Monday, February 07, 2005

Always twirling, twirling, twirling towards freedom


Rumsfeld revealed this week that he twice offered to resign over Abu Ghraib. But just as Rummy was more concerned about the leak of images of Abu Ghraib torture than with the actual torture, his faux-resignations offer the image of taking responsibility without actually taking responsibility. By offering to resign rather than simply resigning, he was signaling that he believed he had done nothing wrong, but if Bush thought otherwise, he could act. This wasn’t accountability, but passive-aggressiveness, the equivalent of asking “do these pants make my butt look big?”. Rather than treat torture as a moral issue, his actions indicate once again that he saw it purely in pragmatic terms--whether his political effectiveness had been damaged--the very same amoral stance that led his subordinates to consider torture a legitimate tool.

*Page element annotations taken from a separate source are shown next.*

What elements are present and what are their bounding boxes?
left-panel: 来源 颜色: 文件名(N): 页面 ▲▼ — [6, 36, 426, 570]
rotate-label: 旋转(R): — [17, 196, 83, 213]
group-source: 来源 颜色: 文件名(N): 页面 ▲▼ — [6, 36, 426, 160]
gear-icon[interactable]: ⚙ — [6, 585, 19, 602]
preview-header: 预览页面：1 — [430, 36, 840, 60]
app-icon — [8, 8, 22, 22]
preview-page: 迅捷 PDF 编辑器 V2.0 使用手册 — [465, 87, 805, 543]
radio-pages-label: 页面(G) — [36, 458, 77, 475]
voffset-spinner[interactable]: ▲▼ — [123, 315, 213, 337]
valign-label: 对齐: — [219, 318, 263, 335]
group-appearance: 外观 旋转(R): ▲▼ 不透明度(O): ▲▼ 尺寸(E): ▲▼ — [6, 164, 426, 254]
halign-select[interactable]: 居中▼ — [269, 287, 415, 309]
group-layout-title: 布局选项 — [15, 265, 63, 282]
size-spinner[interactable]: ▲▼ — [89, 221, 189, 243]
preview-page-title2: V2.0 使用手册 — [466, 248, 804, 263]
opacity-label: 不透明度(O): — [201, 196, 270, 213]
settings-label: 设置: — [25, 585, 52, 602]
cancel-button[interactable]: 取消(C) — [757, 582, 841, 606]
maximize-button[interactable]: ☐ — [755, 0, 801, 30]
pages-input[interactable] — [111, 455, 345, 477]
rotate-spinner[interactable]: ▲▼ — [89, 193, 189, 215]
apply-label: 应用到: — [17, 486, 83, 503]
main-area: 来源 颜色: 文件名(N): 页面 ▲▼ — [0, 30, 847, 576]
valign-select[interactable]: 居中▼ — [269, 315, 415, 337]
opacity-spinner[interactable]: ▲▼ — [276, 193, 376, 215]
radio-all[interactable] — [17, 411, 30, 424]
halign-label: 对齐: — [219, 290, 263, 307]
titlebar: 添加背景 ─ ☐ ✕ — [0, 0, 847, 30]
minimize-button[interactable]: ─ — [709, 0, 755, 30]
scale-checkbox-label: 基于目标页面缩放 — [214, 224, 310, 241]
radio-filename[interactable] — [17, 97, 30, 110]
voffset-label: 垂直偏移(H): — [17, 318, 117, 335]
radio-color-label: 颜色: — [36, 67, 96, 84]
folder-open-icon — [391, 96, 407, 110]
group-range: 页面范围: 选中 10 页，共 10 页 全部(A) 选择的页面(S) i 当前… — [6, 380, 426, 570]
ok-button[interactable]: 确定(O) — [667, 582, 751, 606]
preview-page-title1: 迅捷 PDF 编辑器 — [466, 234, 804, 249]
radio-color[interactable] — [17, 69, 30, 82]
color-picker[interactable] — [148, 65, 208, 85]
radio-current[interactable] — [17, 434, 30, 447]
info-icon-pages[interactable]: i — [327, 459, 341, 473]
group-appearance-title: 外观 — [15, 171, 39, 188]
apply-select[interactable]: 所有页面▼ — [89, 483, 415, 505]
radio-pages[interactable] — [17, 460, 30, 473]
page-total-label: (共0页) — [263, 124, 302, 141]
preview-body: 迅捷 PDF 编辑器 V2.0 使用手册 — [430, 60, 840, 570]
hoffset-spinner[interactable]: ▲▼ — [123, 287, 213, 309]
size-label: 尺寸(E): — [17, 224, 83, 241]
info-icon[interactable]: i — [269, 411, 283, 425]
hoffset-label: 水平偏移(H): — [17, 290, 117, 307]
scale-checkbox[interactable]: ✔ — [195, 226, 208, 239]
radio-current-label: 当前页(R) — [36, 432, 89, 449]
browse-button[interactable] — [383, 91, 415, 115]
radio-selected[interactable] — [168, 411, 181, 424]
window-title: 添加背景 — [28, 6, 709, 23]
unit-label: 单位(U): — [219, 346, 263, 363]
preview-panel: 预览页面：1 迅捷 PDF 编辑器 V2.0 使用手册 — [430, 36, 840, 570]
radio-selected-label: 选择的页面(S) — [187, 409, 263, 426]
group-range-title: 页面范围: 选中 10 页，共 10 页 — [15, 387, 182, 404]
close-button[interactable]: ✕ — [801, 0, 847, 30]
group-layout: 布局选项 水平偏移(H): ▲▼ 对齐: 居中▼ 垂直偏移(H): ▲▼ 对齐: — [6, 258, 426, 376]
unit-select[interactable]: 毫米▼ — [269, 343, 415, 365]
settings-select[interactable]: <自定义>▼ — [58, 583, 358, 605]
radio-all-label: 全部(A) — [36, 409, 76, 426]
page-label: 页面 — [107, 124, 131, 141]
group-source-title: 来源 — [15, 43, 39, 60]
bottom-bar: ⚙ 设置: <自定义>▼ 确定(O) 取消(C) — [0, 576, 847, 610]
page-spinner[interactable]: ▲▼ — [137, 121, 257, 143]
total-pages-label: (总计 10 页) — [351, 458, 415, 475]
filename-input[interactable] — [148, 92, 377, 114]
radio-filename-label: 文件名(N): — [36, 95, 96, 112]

And as long as I’m talking about Rumsfeld’s amorality, I haven’t yet mentioned his push this week for research into “bunker-buster” nuclear weapons, but I don’t think the discerning readers of this blog need explained to them why developing usable nukes is insane.

The US has forced the UN drugs agency to stop giving clean needles to heroine addicts to prevent AIDS transmission.

A week ago I mentioned (and posted) the British Labour party poster accused of being anti-semitic. That one, and another which supposedly made Michael Howard look too much like Fagin, have been removed from the Labour website. So the latest thing is the new Labour slogan, “Britain Forward Not Back,” intended to show that Labour is too dynamic to use verbs or correct grammar. But the slogan turns out to bear a certain similarity to a Halloween episode of the Simpsons which showed Bill Clinton declaring, “We must move forward, not backward, upward not forward, and always twirling, twirling, twirling towards freedom.”